There are lots of ways to measure the output current but probably the easiest is to use a precise sense resistor in series with the inductor to measure the inductor current. High-impedance voltage dividers from the two ends of the sense resistors connect them to the microcontroller's pins, and the difference between the two measurements gives us our current measurement.

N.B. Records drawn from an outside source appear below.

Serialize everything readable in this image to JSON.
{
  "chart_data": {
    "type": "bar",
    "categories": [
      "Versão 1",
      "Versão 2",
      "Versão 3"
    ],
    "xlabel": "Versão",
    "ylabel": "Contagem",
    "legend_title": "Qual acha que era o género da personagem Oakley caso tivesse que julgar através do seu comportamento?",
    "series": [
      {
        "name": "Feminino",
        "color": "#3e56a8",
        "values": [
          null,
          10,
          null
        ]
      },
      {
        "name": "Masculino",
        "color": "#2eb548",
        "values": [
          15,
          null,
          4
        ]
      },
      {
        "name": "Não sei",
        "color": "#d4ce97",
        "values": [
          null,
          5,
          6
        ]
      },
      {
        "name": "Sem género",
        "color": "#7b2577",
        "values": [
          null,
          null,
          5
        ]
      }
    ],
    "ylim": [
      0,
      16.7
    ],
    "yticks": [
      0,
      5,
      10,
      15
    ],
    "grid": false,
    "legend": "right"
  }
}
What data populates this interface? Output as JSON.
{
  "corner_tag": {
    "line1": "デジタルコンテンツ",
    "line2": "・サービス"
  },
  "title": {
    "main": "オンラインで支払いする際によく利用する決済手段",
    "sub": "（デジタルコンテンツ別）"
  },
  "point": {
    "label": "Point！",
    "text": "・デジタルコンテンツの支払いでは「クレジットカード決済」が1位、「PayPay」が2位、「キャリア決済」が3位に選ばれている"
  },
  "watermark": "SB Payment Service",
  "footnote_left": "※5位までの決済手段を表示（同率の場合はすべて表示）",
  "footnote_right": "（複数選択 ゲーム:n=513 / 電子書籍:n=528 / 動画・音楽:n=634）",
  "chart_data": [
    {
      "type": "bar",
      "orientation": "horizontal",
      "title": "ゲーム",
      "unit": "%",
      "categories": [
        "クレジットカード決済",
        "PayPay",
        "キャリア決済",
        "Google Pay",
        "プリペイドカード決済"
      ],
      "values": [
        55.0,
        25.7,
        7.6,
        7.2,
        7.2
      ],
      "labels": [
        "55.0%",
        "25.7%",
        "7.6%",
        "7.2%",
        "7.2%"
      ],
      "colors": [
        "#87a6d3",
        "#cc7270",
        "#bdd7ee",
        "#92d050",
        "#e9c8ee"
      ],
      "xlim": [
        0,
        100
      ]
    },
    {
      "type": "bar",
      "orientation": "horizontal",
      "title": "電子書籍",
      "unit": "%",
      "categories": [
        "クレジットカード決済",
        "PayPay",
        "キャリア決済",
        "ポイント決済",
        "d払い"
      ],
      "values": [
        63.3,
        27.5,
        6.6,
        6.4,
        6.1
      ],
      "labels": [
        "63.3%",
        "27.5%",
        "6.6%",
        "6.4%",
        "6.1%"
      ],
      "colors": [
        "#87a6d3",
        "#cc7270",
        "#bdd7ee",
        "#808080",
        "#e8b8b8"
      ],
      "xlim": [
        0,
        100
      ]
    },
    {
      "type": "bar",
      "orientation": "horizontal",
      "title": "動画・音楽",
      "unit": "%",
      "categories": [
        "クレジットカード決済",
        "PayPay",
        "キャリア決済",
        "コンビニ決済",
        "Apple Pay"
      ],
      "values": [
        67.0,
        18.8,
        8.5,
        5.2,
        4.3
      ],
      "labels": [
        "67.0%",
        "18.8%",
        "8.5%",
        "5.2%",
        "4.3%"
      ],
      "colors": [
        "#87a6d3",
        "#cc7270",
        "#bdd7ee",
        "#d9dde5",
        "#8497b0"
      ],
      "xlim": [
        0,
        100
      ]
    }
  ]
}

To be concrete about current sensing, say you're using an AVR with its 1.1V bandgap reference (1.0V to be safe) and its 10-bit ADC, and you want to measure voltages up to, say, 13V, and currents down to 10 mA, which is not a very ambitious milliammeter but probably adequate for a quick-and-dirty power supply. If your voltage divider is made out of a 100-kilohm resistor and a 6.8-kilohm resistor, the full-scale 13V is divided down to 844 mV, at most 865 counts on the ADC and at least (if the bandgap reference is 1.2V) 720 counts; one count is thus divided down from 18 mV, so you need at least a 1.8-ohm sense resistor, and probably a 2.2-ohm sense resistor in practice. Using such a big sense resistor is an annoying limitation on how much current the power supply could source at low voltages.
Although an AVR would be adequate, an STM32 (see Notes on the STM32 microcontroller family) would be dramatically better; a 12-bit ADC means you could use a four times smaller sense resistor (0.47 ohms), and the higher 1Msps sampling rate means you can react more quickly to load changes and have more confidence in the current measurement, which in turn means you can use higher switching frequencies and smaller inductors and capacitors, although at some point you start needing an active pullup for the MOSFET gate, maybe a gate driver chip.

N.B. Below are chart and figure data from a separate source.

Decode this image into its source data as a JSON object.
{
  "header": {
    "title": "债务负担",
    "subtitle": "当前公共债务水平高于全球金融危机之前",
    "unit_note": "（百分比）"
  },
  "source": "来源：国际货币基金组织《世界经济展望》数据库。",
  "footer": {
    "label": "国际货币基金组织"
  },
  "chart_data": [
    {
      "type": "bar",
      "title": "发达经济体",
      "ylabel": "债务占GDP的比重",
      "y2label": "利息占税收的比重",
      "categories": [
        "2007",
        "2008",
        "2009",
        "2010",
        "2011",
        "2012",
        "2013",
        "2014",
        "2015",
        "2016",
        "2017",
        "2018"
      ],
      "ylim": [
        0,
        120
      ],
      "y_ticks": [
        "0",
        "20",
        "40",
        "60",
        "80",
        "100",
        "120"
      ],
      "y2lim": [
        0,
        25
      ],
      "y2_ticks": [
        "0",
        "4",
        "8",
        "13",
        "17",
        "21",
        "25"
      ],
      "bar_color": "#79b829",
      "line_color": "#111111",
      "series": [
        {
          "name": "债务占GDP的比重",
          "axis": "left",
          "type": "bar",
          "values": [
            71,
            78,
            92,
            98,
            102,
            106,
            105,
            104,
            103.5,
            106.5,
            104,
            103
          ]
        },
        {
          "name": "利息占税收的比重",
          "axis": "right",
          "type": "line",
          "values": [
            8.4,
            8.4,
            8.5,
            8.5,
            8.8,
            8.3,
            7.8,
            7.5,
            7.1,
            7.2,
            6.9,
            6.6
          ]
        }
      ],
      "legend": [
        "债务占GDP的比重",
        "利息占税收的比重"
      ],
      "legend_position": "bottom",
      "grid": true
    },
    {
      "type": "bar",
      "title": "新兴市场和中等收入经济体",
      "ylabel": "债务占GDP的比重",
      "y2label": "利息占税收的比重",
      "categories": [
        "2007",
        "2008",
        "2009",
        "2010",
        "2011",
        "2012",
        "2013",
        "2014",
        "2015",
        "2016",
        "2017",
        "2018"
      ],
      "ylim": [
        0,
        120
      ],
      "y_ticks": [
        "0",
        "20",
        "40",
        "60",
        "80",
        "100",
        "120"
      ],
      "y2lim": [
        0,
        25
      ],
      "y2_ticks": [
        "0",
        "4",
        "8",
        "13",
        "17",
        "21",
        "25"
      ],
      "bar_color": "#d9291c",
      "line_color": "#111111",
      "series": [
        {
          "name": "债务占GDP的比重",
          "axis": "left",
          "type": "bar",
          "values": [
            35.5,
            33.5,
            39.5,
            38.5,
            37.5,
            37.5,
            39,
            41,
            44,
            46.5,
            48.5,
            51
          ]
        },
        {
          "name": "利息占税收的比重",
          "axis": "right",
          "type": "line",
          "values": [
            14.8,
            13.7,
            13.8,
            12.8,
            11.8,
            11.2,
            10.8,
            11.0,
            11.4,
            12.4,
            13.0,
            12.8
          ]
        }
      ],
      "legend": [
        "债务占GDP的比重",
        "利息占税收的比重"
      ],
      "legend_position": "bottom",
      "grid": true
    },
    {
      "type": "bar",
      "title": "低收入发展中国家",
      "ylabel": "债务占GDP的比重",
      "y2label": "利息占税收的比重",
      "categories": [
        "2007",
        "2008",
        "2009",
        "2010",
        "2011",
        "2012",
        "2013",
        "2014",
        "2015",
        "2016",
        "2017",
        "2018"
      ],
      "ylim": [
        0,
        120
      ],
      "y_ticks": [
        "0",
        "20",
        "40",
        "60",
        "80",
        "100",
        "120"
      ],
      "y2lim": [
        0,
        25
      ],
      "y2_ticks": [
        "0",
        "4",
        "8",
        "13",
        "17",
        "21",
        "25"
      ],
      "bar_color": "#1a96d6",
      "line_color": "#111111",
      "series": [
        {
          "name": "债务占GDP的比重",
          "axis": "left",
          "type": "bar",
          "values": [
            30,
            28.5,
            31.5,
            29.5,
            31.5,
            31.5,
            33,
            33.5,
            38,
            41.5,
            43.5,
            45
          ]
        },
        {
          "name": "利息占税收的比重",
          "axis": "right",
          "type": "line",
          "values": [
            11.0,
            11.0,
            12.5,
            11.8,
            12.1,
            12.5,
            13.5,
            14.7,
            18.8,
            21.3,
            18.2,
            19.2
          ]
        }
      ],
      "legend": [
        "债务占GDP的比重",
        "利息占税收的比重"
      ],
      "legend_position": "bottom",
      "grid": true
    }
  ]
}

Instead of using a shunt to sense the current you're charging the output cap with, you could use two caps in parallel across the output with a new switch between them:
L1 S2
____()()()()_______/._________ out
| | |
_|_ | |
^ D1 === C1 === C2
/_\ | |
__|__ __|__ __|__
___ ___ ___
_ _ _
I'm not sure what to use for this switch, other than some kind of transistor, but the idea is that you leave it closed almost all the time, but occasionally you open it to find out how much current is flowing. The voltage across C2 will start falling, but C2 is in parallel with the input capacitance of the load, and you don't know what that capacitance is. More useful is that the voltage across C1 will start rising, and the speed with which it's rising tells you the current that's running through L1 at that moment. If C1 is much smaller than C2, say by a factor of 40, the rise in voltage will be much faster than the fall on C2; if you leave the switch open long enough for C1's voltage to rise by 25%, the voltage across C2 will have fallen by 0.6%; and once you close the switch again the droop will be instantly corrected. (Oof, might want a little inductance or resistance there to keep the switch from exploding from the singularity.)
This is handy because, for a good current measure, you'd want C1 to have a pretty precise and stable capacitance, and those are a lot easier to find in lower capacitance values. Electrolytic and ferroelectric-ceramic capacitors have very imprecise capacitances.
This design can use one ADC pin instead of two, but I think it requires two digital output pins instead of one.
So, with the shunt design, that works out to a microcontroller, two pots, seven resistors, a random inductor, a random capacitor, a schottky, the protection rectifier, a P-MOSFET, and an NPN BJT, 15 non-microcontroller components. And if you fuck up the firmware the ATX power supply will probably save you but maybe not. All of these except the microcontroller can be easily scavenged.
You can hang a bunch of these puppies off a single ATX power supply if they don't overload it. You might be able to hang a bunch of them off a single STM32; you need a couple of ADC input pins per power-supply line.